Würzburger Juniorforscher erhalten 50.000 US Dollar für die Erforschung des Barth-Syndroms

v.l.n.r. Dr. Edoardo Bertero, Berkan Arslan, Dr. Jan Dudek und Professor Dr. Christoph Maack am Tag der Seltenen Erkrankungen in Jeans. Foto: © Kirstin Linkamp

Das Barth-Syndrom ist eine Erbkrankheit, die zu einer krankhaften Veränderung des Herzmuskels führt und in einer Herzschwäche mündet. Das Deutsche Zentrum für Herzinsuffizienz Würzburg (DZHI) forscht unter anderem an Therapien für die Behandlung von Patienten mit Barth-Syndrom.

Frühere Arbeiten deuten darauf hin, dass beim Barth-Syndrom durch den genetischen Defekt die Funktion der Mitochondrien gestört ist. Am 28. Februar, dem Tag der Seltenen Erkrankungen, kam die Nachricht, dass die Barth Syndrome Foundation eine Studie der Juniorgruppe Jan Dudek mit 50.000 US-Dollar unterstützt.

Das Barth-Syndrom betrifft nur Jungen und tritt schon im frühen Kindesalter auf. Viele Betroffene können nur mit einer Herztransplantation überleben. Der Biologe Dr.

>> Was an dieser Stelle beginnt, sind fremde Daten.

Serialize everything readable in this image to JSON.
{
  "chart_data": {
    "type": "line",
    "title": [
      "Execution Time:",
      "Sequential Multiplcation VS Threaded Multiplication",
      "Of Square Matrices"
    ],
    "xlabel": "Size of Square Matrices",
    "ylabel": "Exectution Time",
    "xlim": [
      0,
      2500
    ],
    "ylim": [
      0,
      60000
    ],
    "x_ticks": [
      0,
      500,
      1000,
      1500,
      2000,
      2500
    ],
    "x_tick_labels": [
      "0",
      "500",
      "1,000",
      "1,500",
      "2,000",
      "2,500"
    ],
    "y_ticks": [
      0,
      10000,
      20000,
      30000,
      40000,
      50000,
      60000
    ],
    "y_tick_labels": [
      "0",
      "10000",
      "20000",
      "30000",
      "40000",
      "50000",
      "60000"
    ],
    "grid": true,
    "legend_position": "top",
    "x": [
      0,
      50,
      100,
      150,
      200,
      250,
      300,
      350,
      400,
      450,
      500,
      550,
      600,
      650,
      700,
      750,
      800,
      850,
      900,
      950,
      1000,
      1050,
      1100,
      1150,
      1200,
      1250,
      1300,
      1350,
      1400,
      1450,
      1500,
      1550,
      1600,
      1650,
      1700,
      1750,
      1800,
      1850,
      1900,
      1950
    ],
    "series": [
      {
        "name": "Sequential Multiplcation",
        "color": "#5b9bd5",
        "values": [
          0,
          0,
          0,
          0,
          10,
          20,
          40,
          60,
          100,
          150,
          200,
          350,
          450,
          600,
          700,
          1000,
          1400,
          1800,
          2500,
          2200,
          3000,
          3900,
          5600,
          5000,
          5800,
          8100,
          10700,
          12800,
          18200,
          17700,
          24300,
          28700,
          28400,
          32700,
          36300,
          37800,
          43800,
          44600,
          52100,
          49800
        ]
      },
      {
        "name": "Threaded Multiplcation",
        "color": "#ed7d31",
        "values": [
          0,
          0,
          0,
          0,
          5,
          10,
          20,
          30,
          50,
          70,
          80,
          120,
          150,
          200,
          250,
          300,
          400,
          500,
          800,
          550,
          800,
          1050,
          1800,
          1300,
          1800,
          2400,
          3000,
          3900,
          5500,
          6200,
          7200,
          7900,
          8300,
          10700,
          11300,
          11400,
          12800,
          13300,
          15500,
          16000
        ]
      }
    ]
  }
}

Jan Dudek erforscht mit seiner Juniorgruppe Ursachen und Mechanismen von mitochondrialen Fehlfunktionen und hat sich in diesem Rahmen auf das Barth-Syndrom fokussiert. 

Frühere Arbeiten deuteten bereits darauf hin, dass beim Barth-Syndrom durch den genetischen Defekt die Funktion der Mitochondrien gestört ist. Mit seinem Team analysiert Dudek an verschiedenen Modellsystemen die strukturelle und funktionelle Störung in den Mitochondrien. Das Herz ist zum Beispiel für die Energiegewinnung auf die Verbrennung von Fetten in den Mitochondrien angewiesen. Mittels zellbiologischer Methoden wollen die Juniorforscher klären, wie Defekte in diesen wichtigen mitochondrialen Funktionen die Herzfunktion beeinträchtigen können, und schlussendlich neue Therapieansätze finden. 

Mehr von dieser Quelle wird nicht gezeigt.